L’équipe de recherche a étudié les défis qui entravent l’accès aux contraceptifs et les raisons qui les sous-tendent, en utilisant une approche mixte avec des données qualitatives et quantitatives. Ils ont mené une enquête par questionnaire en ligne auprès de 186 participants (80 femmes et 106 hommes), pour comprendre les tendances générales en matière d’utilisation des contraceptifs et d’accès aux services de santé reproductive entre juin 2020 et janvier 2021. Pour obtenir des informations plus approfondies, ils ont organisé des discussions de groupe virtuelles avec 24 participants comprenant 10 hommes et 14 femmes. Ces discussions ont mis en lumière des expériences personnelles, des barrières culturelles et plusieurs problèmes spécifiques qui n’ont pas été pris en compte dans l’enquête.
Lors des discussions de groupe, les participants ont discuté de leur accès général aux informations et aux services de santé sexuelle et reproductive au Népal et au Japon, en partageant leurs besoins en matière de contraception, leur utilisation, le soutien de leurs partenaires ou conjoints et les défis rencontrés pour accéder aux services de santé sexuelle et reproductive au Japon. Les réponses issues des discussions ont été analysées à l'aide du cadre 4A (disponibilité, accessibilité, acceptabilité et abordabilité).

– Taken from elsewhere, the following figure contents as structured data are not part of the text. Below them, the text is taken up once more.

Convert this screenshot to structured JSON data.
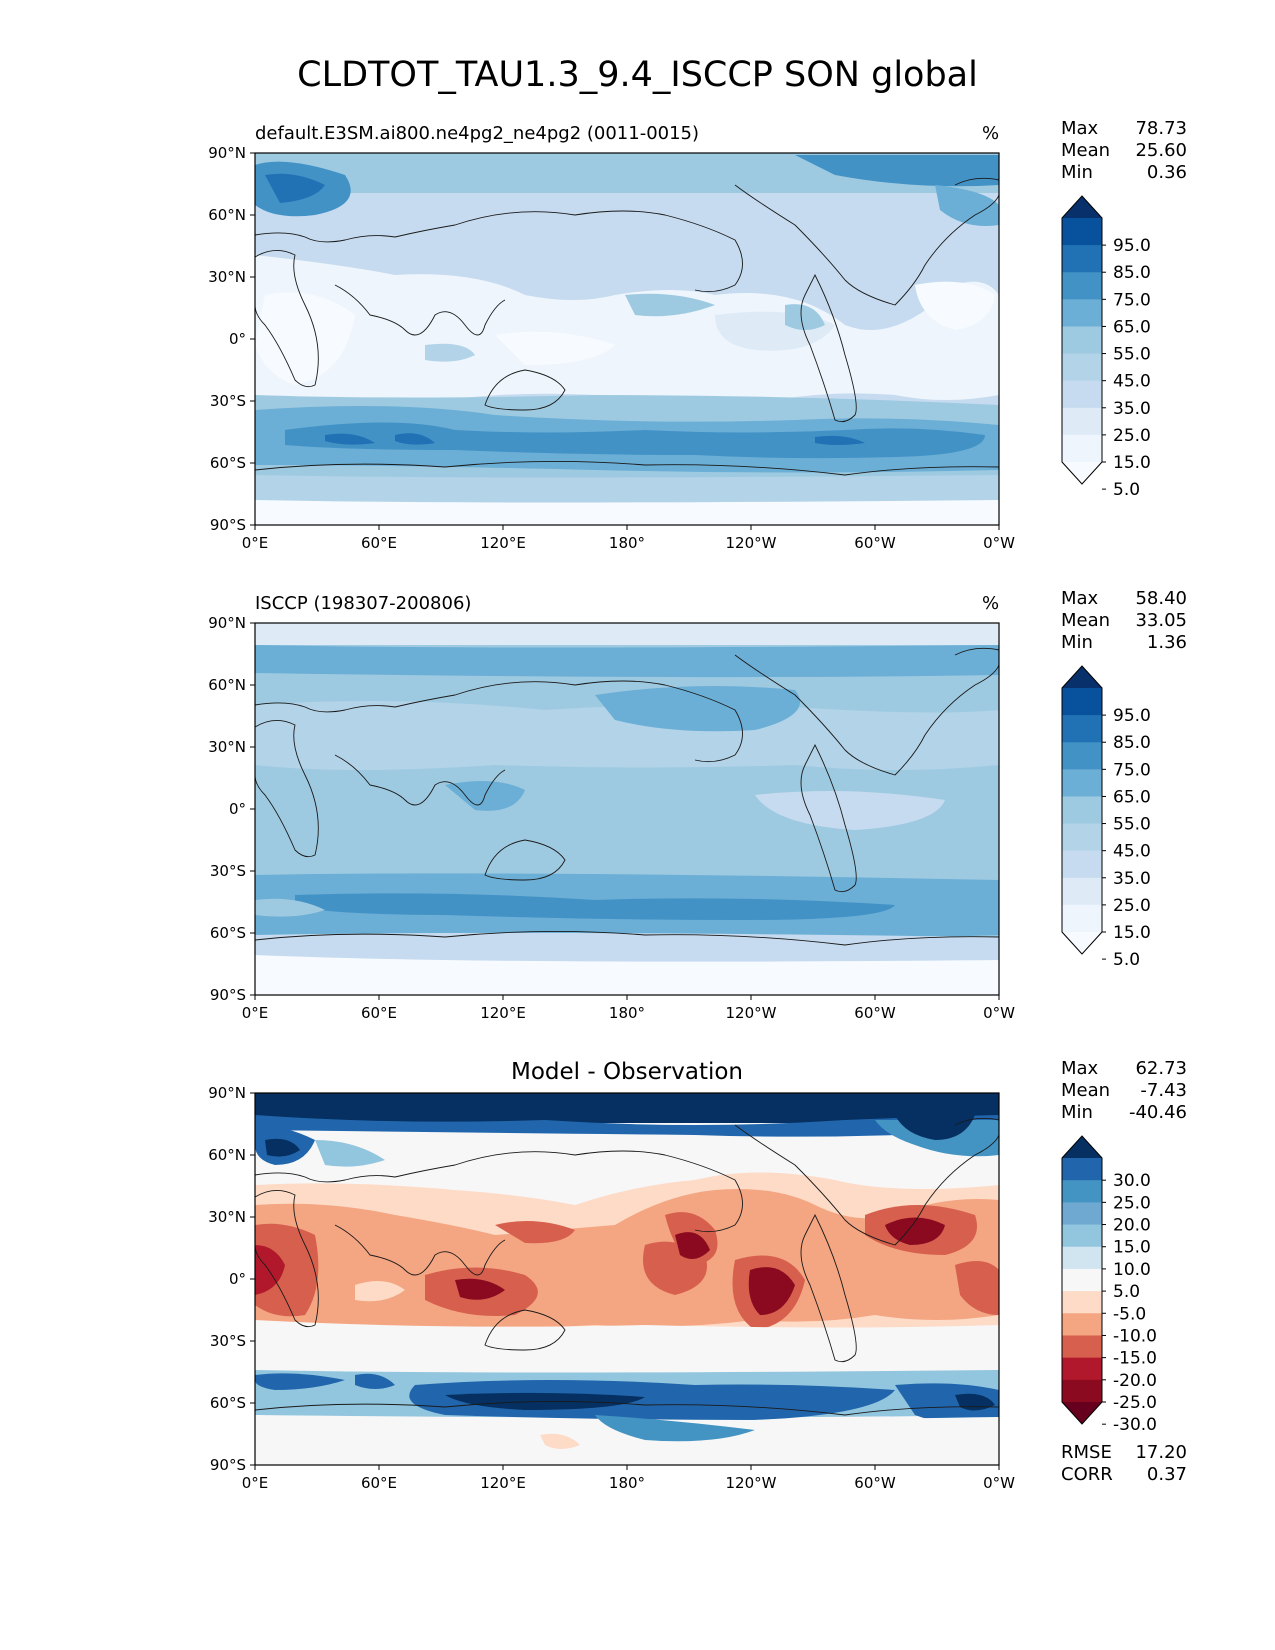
{
  "title": "CLDTOT_TAU1.3_9.4_ISCCP SON global",
  "axes": {
    "lat_labels": [
      "90°N",
      "60°N",
      "30°N",
      "0°",
      "30°S",
      "60°S",
      "90°S"
    ],
    "lon_labels": [
      "0°E",
      "60°E",
      "120°E",
      "180°",
      "120°W",
      "60°W",
      "0°W"
    ]
  },
  "panels": [
    {
      "subtitle": "default.E3SM.ai800.ne4pg2_ne4pg2 (0011-0015)",
      "units": "%",
      "center_title": "",
      "stats": [
        {
          "label": "Max",
          "value": "78.73"
        },
        {
          "label": "Mean",
          "value": "25.60"
        },
        {
          "label": "Min",
          "value": "0.36"
        }
      ],
      "colorbar_labels": [
        "95.0",
        "85.0",
        "75.0",
        "65.0",
        "55.0",
        "45.0",
        "35.0",
        "25.0",
        "15.0",
        "5.0"
      ],
      "colorbar_colors": [
        "#08306b",
        "#08519c",
        "#2171b5",
        "#4292c6",
        "#6baed6",
        "#9ecae1",
        "#b3d3e8",
        "#c6dbef",
        "#deebf7",
        "#eef5fc",
        "#f7fbff"
      ]
    },
    {
      "subtitle": "ISCCP (198307-200806)",
      "units": "%",
      "center_title": "",
      "stats": [
        {
          "label": "Max",
          "value": "58.40"
        },
        {
          "label": "Mean",
          "value": "33.05"
        },
        {
          "label": "Min",
          "value": "1.36"
        }
      ],
      "colorbar_labels": [
        "95.0",
        "85.0",
        "75.0",
        "65.0",
        "55.0",
        "45.0",
        "35.0",
        "25.0",
        "15.0",
        "5.0"
      ],
      "colorbar_colors": [
        "#08306b",
        "#08519c",
        "#2171b5",
        "#4292c6",
        "#6baed6",
        "#9ecae1",
        "#b3d3e8",
        "#c6dbef",
        "#deebf7",
        "#eef5fc",
        "#f7fbff"
      ]
    },
    {
      "subtitle": "",
      "units": "",
      "center_title": "Model - Observation",
      "stats": [
        {
          "label": "Max",
          "value": "62.73"
        },
        {
          "label": "Mean",
          "value": "-7.43"
        },
        {
          "label": "Min",
          "value": "-40.46"
        }
      ],
      "colorbar_labels": [
        "30.0",
        "25.0",
        "20.0",
        "15.0",
        "10.0",
        "5.0",
        "-5.0",
        "-10.0",
        "-15.0",
        "-20.0",
        "-25.0",
        "-30.0"
      ],
      "colorbar_colors": [
        "#053061",
        "#2166ac",
        "#4393c3",
        "#6fa9d2",
        "#92c5de",
        "#d1e5f0",
        "#f7f7f7",
        "#fddbc7",
        "#f4a582",
        "#d6604d",
        "#b2182b",
        "#8b0a20",
        "#67001f"
      ],
      "extra_stats": [
        {
          "label": "RMSE",
          "value": "17.20"
        },
        {
          "label": "CORR",
          "value": "0.37"
        }
      ]
    }
  ]
}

L'étude a révélé que les préservatifs étaient la méthode contraceptive la plus utilisée au Népal et au Japon. Cependant, les méthodes contraceptives traditionnelles telles que la méthode du rythme et le retrait étaient répandues au Japon.

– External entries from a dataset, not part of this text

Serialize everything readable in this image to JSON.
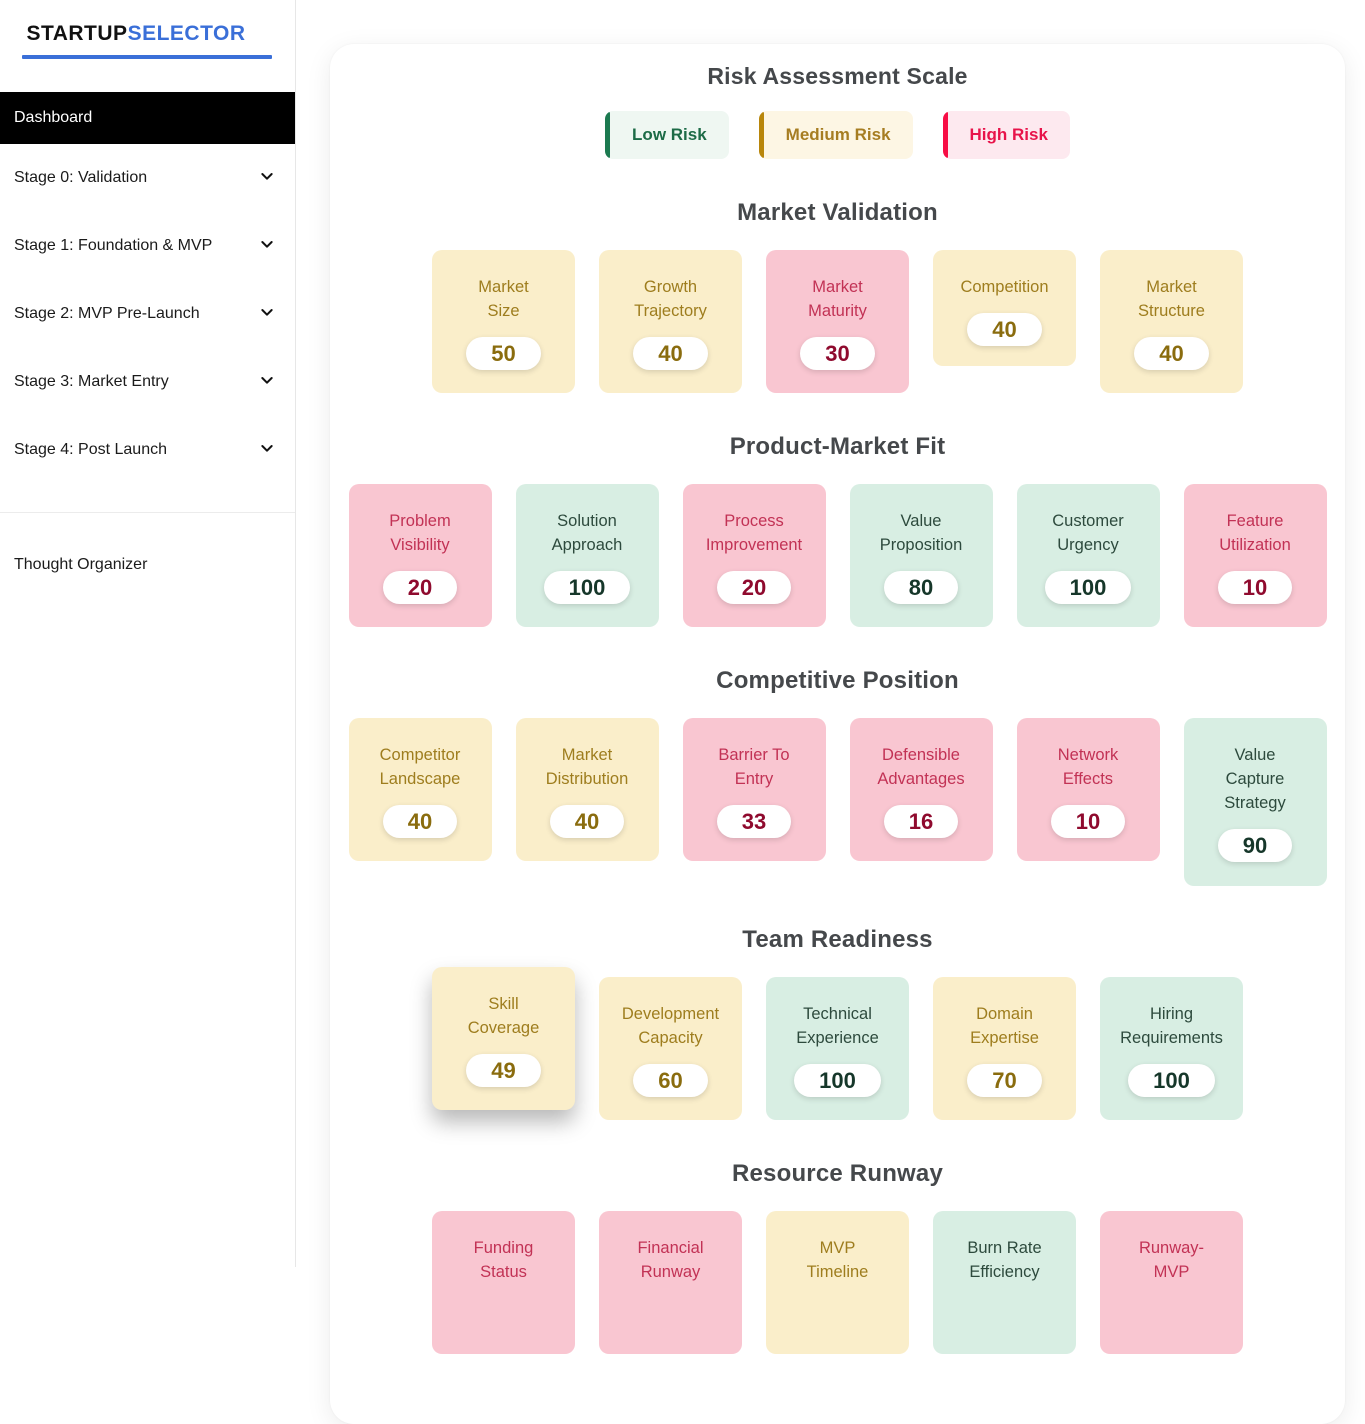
{
  "sidebar": {
    "logo": {
      "part1": "STARTUP",
      "part2": "SELECTOR"
    },
    "active_item": "Dashboard",
    "items": [
      {
        "label": "Stage 0: Validation"
      },
      {
        "label": "Stage 1: Foundation & MVP"
      },
      {
        "label": "Stage 2: MVP Pre-Launch"
      },
      {
        "label": "Stage 3: Market Entry"
      },
      {
        "label": "Stage 4: Post Launch"
      }
    ],
    "footer_item": "Thought Organizer"
  },
  "legend": {
    "title": "Risk Assessment Scale",
    "items": [
      {
        "label": "Low Risk",
        "risk": "low"
      },
      {
        "label": "Medium Risk",
        "risk": "medium"
      },
      {
        "label": "High Risk",
        "risk": "high"
      }
    ]
  },
  "colors": {
    "accent_blue": "#3a6fd8",
    "heading_text": "#45484b",
    "low_bar": "#1c7a50",
    "low_bg": "#eff7f2",
    "low_text": "#1d6b47",
    "medium_bar": "#b8860b",
    "medium_bg": "#fdf6e4",
    "medium_text": "#a67d22",
    "high_bar": "#f70d45",
    "high_bg": "#fde9ef",
    "high_text": "#e8134a",
    "card_medium_bg": "#faeeca",
    "card_medium_label": "#9e7d1e",
    "card_medium_value": "#8a6c0e",
    "card_high_bg": "#f9c6d1",
    "card_high_label": "#c23255",
    "card_high_value": "#8f0a2e",
    "card_low_bg": "#d8eee3",
    "card_low_label": "#2d4a3d",
    "card_low_value": "#16372a"
  },
  "sections": [
    {
      "title": "Market Validation",
      "cards": [
        {
          "label_lines": [
            "Market",
            "Size"
          ],
          "value": "50",
          "risk": "medium"
        },
        {
          "label_lines": [
            "Growth",
            "Trajectory"
          ],
          "value": "40",
          "risk": "medium"
        },
        {
          "label_lines": [
            "Market",
            "Maturity"
          ],
          "value": "30",
          "risk": "high"
        },
        {
          "label_lines": [
            "Competition"
          ],
          "value": "40",
          "risk": "medium"
        },
        {
          "label_lines": [
            "Market",
            "Structure"
          ],
          "value": "40",
          "risk": "medium"
        }
      ]
    },
    {
      "title": "Product-Market Fit",
      "cards": [
        {
          "label_lines": [
            "Problem",
            "Visibility"
          ],
          "value": "20",
          "risk": "high"
        },
        {
          "label_lines": [
            "Solution",
            "Approach"
          ],
          "value": "100",
          "risk": "low"
        },
        {
          "label_lines": [
            "Process",
            "Improvement"
          ],
          "value": "20",
          "risk": "high"
        },
        {
          "label_lines": [
            "Value",
            "Proposition"
          ],
          "value": "80",
          "risk": "low"
        },
        {
          "label_lines": [
            "Customer",
            "Urgency"
          ],
          "value": "100",
          "risk": "low"
        },
        {
          "label_lines": [
            "Feature",
            "Utilization"
          ],
          "value": "10",
          "risk": "high"
        }
      ]
    },
    {
      "title": "Competitive Position",
      "cards": [
        {
          "label_lines": [
            "Competitor",
            "Landscape"
          ],
          "value": "40",
          "risk": "medium"
        },
        {
          "label_lines": [
            "Market",
            "Distribution"
          ],
          "value": "40",
          "risk": "medium"
        },
        {
          "label_lines": [
            "Barrier To",
            "Entry"
          ],
          "value": "33",
          "risk": "high"
        },
        {
          "label_lines": [
            "Defensible",
            "Advantages"
          ],
          "value": "16",
          "risk": "high"
        },
        {
          "label_lines": [
            "Network",
            "Effects"
          ],
          "value": "10",
          "risk": "high"
        },
        {
          "label_lines": [
            "Value",
            "Capture",
            "Strategy"
          ],
          "value": "90",
          "risk": "low"
        }
      ]
    },
    {
      "title": "Team Readiness",
      "cards": [
        {
          "label_lines": [
            "Skill",
            "Coverage"
          ],
          "value": "49",
          "risk": "medium",
          "elevated": true
        },
        {
          "label_lines": [
            "Development",
            "Capacity"
          ],
          "value": "60",
          "risk": "medium"
        },
        {
          "label_lines": [
            "Technical",
            "Experience"
          ],
          "value": "100",
          "risk": "low"
        },
        {
          "label_lines": [
            "Domain",
            "Expertise"
          ],
          "value": "70",
          "risk": "medium"
        },
        {
          "label_lines": [
            "Hiring",
            "Requirements"
          ],
          "value": "100",
          "risk": "low"
        }
      ]
    },
    {
      "title": "Resource Runway",
      "cards": [
        {
          "label_lines": [
            "Funding",
            "Status"
          ],
          "value": null,
          "risk": "high"
        },
        {
          "label_lines": [
            "Financial",
            "Runway"
          ],
          "value": null,
          "risk": "high"
        },
        {
          "label_lines": [
            "MVP",
            "Timeline"
          ],
          "value": null,
          "risk": "medium"
        },
        {
          "label_lines": [
            "Burn Rate",
            "Efficiency"
          ],
          "value": null,
          "risk": "low"
        },
        {
          "label_lines": [
            "Runway-",
            "MVP"
          ],
          "value": null,
          "risk": "high"
        }
      ]
    }
  ]
}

De nombreuses participantes ont également apporté des contraceptifs avec elles au Japon, notamment des préservatifs, des contraceptifs oraux et des contraceptifs d’urgence. Les raisons les plus courantes étaient la facilité d’obtention des contraceptifs, le coût minime, la gratuité et l’absence de barrière linguistique au Népal. En revanche, les participantes ont souligné la barrière de la langue, le coût plus élevé, le fait de ne pas savoir comment les obtenir, les inquiétudes concernant les effets secondaires, l’absence de couverture d’assurance et la stigmatisation culturelle et sociale comme étant des défis pour accéder aux services de contraception et d’avortement au Japon. En outre, les chercheurs ont souligné que le manque d’options et les coûts élevés de la contraception et de l’avortement sont des problèmes courants auxquels sont confrontées non seulement les femmes migrantes mais aussi les femmes japonaises.
En outre, cette étude a également souligné l'importance d'intégrer l'éducation à la santé sexuelle et reproductive dans la formation préalable au départ au Népal et d'organiser une formation après l'arrivée au Japon. Le professeur Tanaka ajoute : « Des programmes de formation seront élaborés et mis en œuvre sur les services de santé sexuelle et reproductive, notamment sur la contraception disponible au Japon pour les migrants avant et après leur arrivée. Des associations à but non lucratif et des groupes de migrants fourniront des services de sensibilisation et de soutien pour répondre aux besoins des migrants, et les professionnels de santé seront formés pour surmonter les barrières culturelles et linguistiques. » . «
« J’espère que des politiques seront mises en œuvre qui incarnent l’esprit de la couverture sanitaire universelle, garantissant que les services de contraception sont accessibles, abordables et disponibles dans les pays de destination, afin que les migrants voyageant à travers les frontières aient accès aux mêmes services que dans leur pays d’origine.« conclut le professeur Tanaka, plein d'espoir.
Nous espérons que cette étude ouvrira la voie à une réforme des lois et des politiques qui garantissent l’accès universel aux services de santé sexuelle et reproductive dans le monde entier.